A REAL Dutch Oven is designed for use on a campfire - not on a stovetop or in an oven. It is made of thick cast iron, has three short legs on the bottom and has a relatively flat lid with a lip around it to keep coals from sliding off. They probably got their name from being made using the Dutch process of casting iron, and by heating from the top and bottom they acted like an oven.

Something else called a Dutch Oven is a camp oven ... again made from thick cast iron - no legs and has a domed lid with cone-shaped spikes on the bottom of the lid ... these collect condensation and help redistribute the moisture evenly across the pot. These can be used on the stovetop or in the oven.

Now, another pot that is often mistakenly called a Ducth Oven is a pot made from thinner cast iron and coated with enamel - like LeCruset. These are "French" Ovens ... if you look at LeCruset's website and you will not find the term Dutch Oven anywhere. These are also excellent for stovetop and oven.

And the others ... manufacturers who don't know what to call a 5 or 6 qt pot that is wider than it is tall just call them "Ducth Ovens" regardless of the material - because they are the same shape even if they share none of the cooking characteristics of a real DO.

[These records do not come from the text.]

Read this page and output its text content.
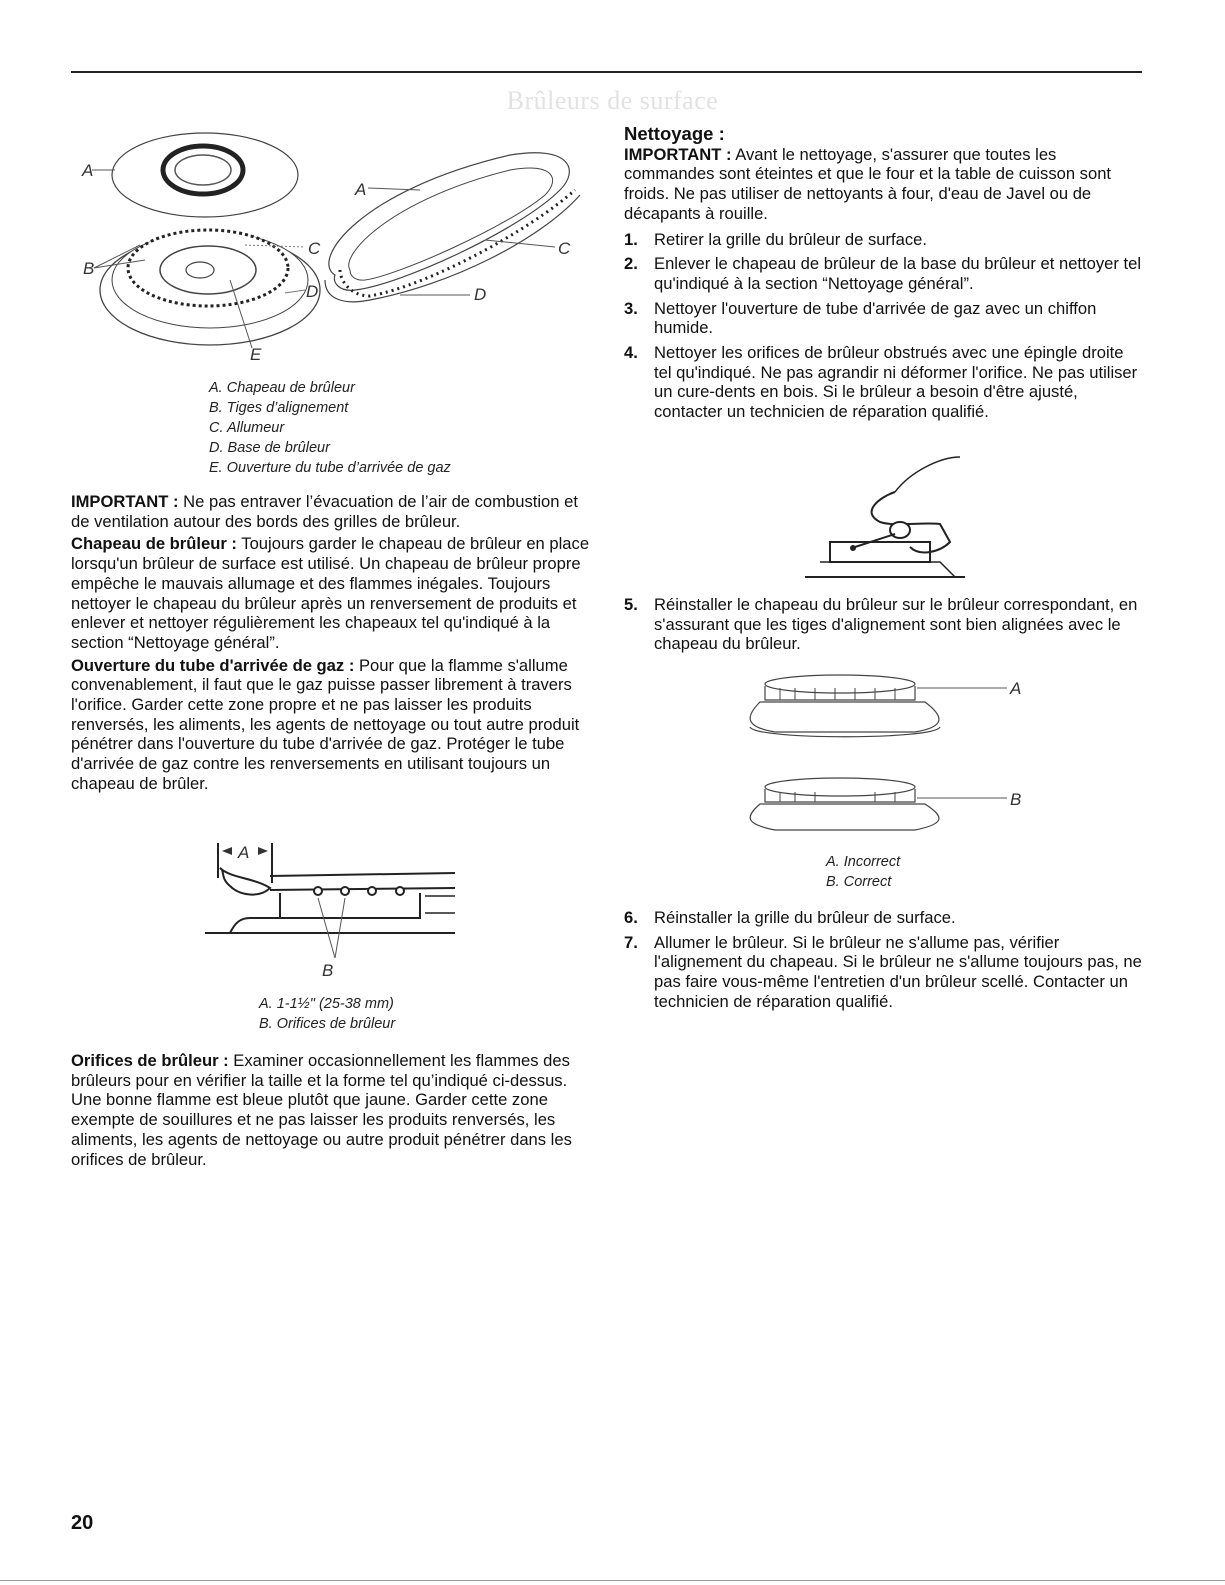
Brûleurs de surface
A
B
C
D
E
A
C
D
A. Chapeau de brûleur
B. Tiges d’alignement
C. Allumeur
D. Base de brûleur
E. Ouverture du tube d’arrivée de gaz

IMPORTANT : Ne pas entraver l’évacuation de l’air de combustion et de ventilation autour des bords des grilles de brûleur.

Chapeau de brûleur : Toujours garder le chapeau de brûleur en place lorsqu'un brûleur de surface est utilisé. Un chapeau de brûleur propre empêche le mauvais allumage et des flammes inégales. Toujours nettoyer le chapeau du brûleur après un renversement de produits et enlever et nettoyer régulièrement les chapeaux tel qu'indiqué à la section “Nettoyage général”.

Ouverture du tube d'arrivée de gaz : Pour que la flamme s'allume convenablement, il faut que le gaz puisse passer librement à travers l'orifice. Garder cette zone propre et ne pas laisser les produits renversés, les aliments, les agents de nettoyage ou tout autre produit pénétrer dans l'ouverture du tube d'arrivée de gaz. Protéger le tube d'arrivée de gaz contre les renversements en utilisant toujours un chapeau de brûler.

A
B
A. 1-1½" (25-38 mm)
B. Orifices de brûleur

Orifices de brûleur : Examiner occasionnellement les flammes des brûleurs pour en vérifier la taille et la forme tel qu’indiqué ci-dessus. Une bonne flamme est bleue plutôt que jaune. Garder cette zone exempte de souillures et ne pas laisser les produits renversés, les aliments, les agents de nettoyage ou autre produit pénétrer dans les orifices de brûleur.

Nettoyage :

IMPORTANT : Avant le nettoyage, s'assurer que toutes les commandes sont éteintes et que le four et la table de cuisson sont froids. Ne pas utiliser de nettoyants à four, d'eau de Javel ou de décapants à rouille.

1. Retirer la grille du brûleur de surface.
2. Enlever le chapeau de brûleur de la base du brûleur et nettoyer tel qu'indiqué à la section “Nettoyage général”.
3. Nettoyer l'ouverture de tube d'arrivée de gaz avec un chiffon humide.
4. Nettoyer les orifices de brûleur obstrués avec une épingle droite tel qu'indiqué. Ne pas agrandir ni déformer l'orifice. Ne pas utiliser un cure-dents en bois. Si le brûleur a besoin d'être ajusté, contacter un technicien de réparation qualifié.
5. Réinstaller le chapeau du brûleur sur le brûleur correspondant, en s'assurant que les tiges d'alignement sont bien alignées avec le chapeau du brûleur.
A
B
A. Incorrect
B. Correct
6. Réinstaller la grille du brûleur de surface.
7. Allumer le brûleur. Si le brûleur ne s'allume pas, vérifier l'alignement du chapeau. Si le brûleur ne s'allume toujours pas, ne pas faire vous-même l'entretien d'un brûleur scellé. Contacter un technicien de réparation qualifié.
20
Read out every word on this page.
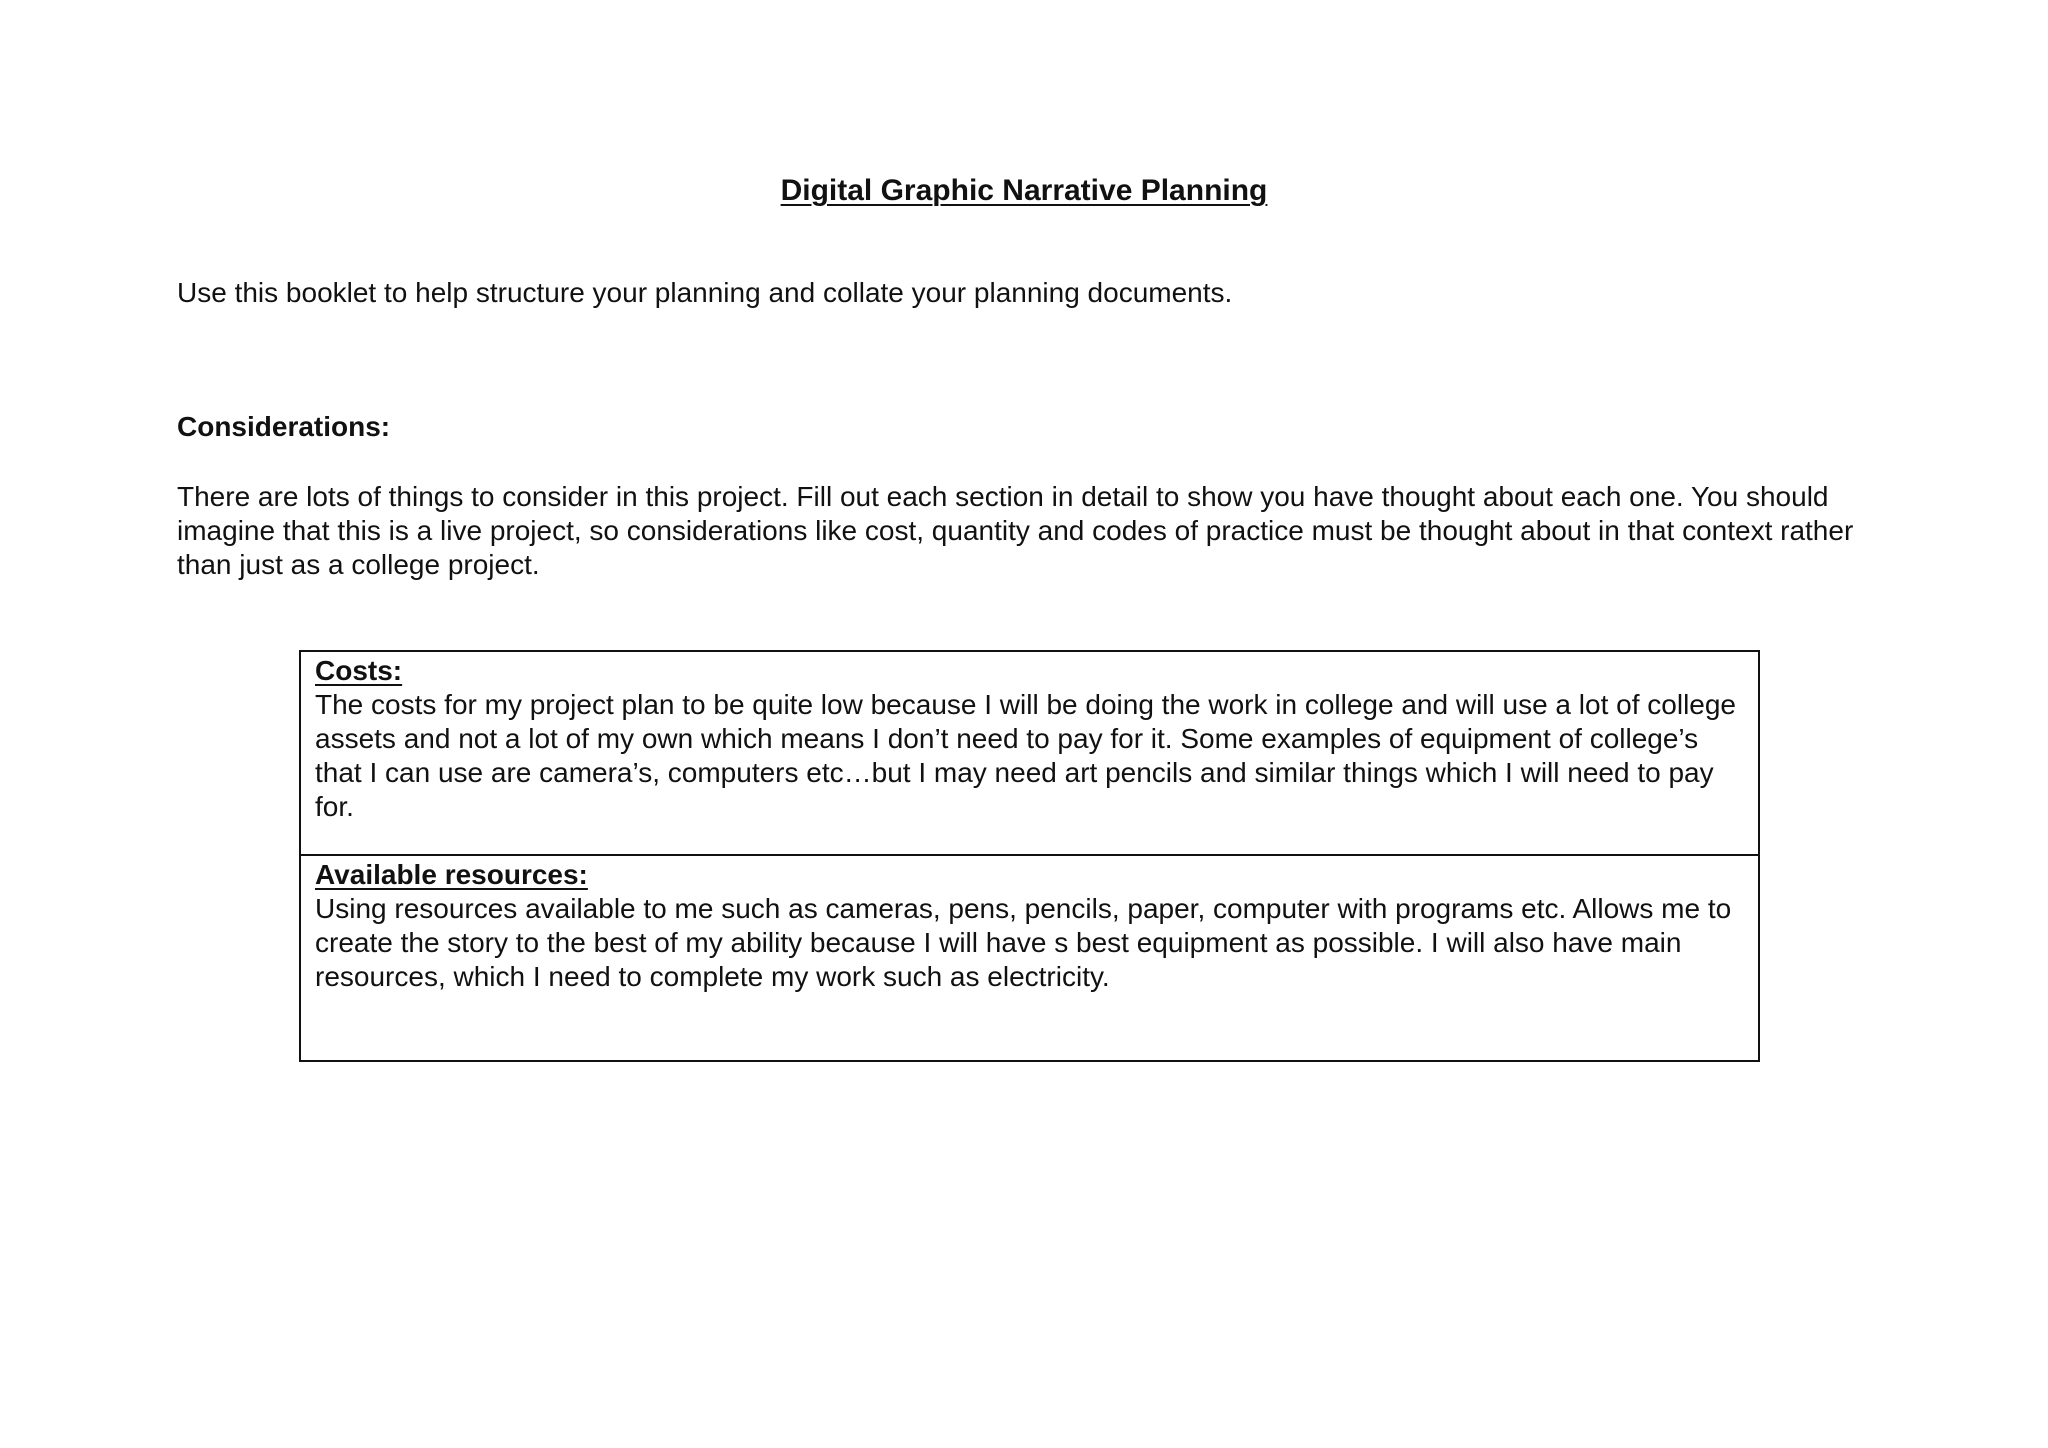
Digital Graphic Narrative Planning
Use this booklet to help structure your planning and collate your planning documents.
Considerations:
There are lots of things to consider in this project. Fill out each section in detail to show you have thought about each one. You should imagine that this is a live project, so considerations like cost, quantity and codes of practice must be thought about in that context rather than just as a college project.
Costs:
The costs for my project plan to be quite low because I will be doing the work in college and will use a lot of college assets and not a lot of my own which means I don’t need to pay for it. Some examples of equipment of college’s that I can use are camera’s, computers etc…but I may need art pencils and similar things which I will need to pay for.
Available resources:
Using resources available to me such as cameras, pens, pencils, paper, computer with programs etc. Allows me to create the story to the best of my ability because I will have s best equipment as possible. I will also have main resources, which I need to complete my work such as electricity.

Cast iron, and enamel coated cast iron, pots share one things in common ... cast iron is a POOR (slow) but EVEN heat conductor ... which is exactly what makes them so great for long, slow cooking - over a camp fire, on the stovetop or in the oven ... as the temperature around them changes they remain more constant than copper, aluminum, hard anodized aluminum or stainless steel.

Enameled cast iron doesn't have to be seasoned ... which is an advantage over regular cast iron ... plus it comes in pretty colors, it cost more, and is more prone to damage from thermal shock. LeCruset is the most famous French Oven - and the most expensive ... there are other less know brands that are IMHO just as good. But, like keltin said - check the oven specs to see how hot you can get it. Although the enameling process requires some really high temps - really thin enamel coatings are not always rated for higher oven temps.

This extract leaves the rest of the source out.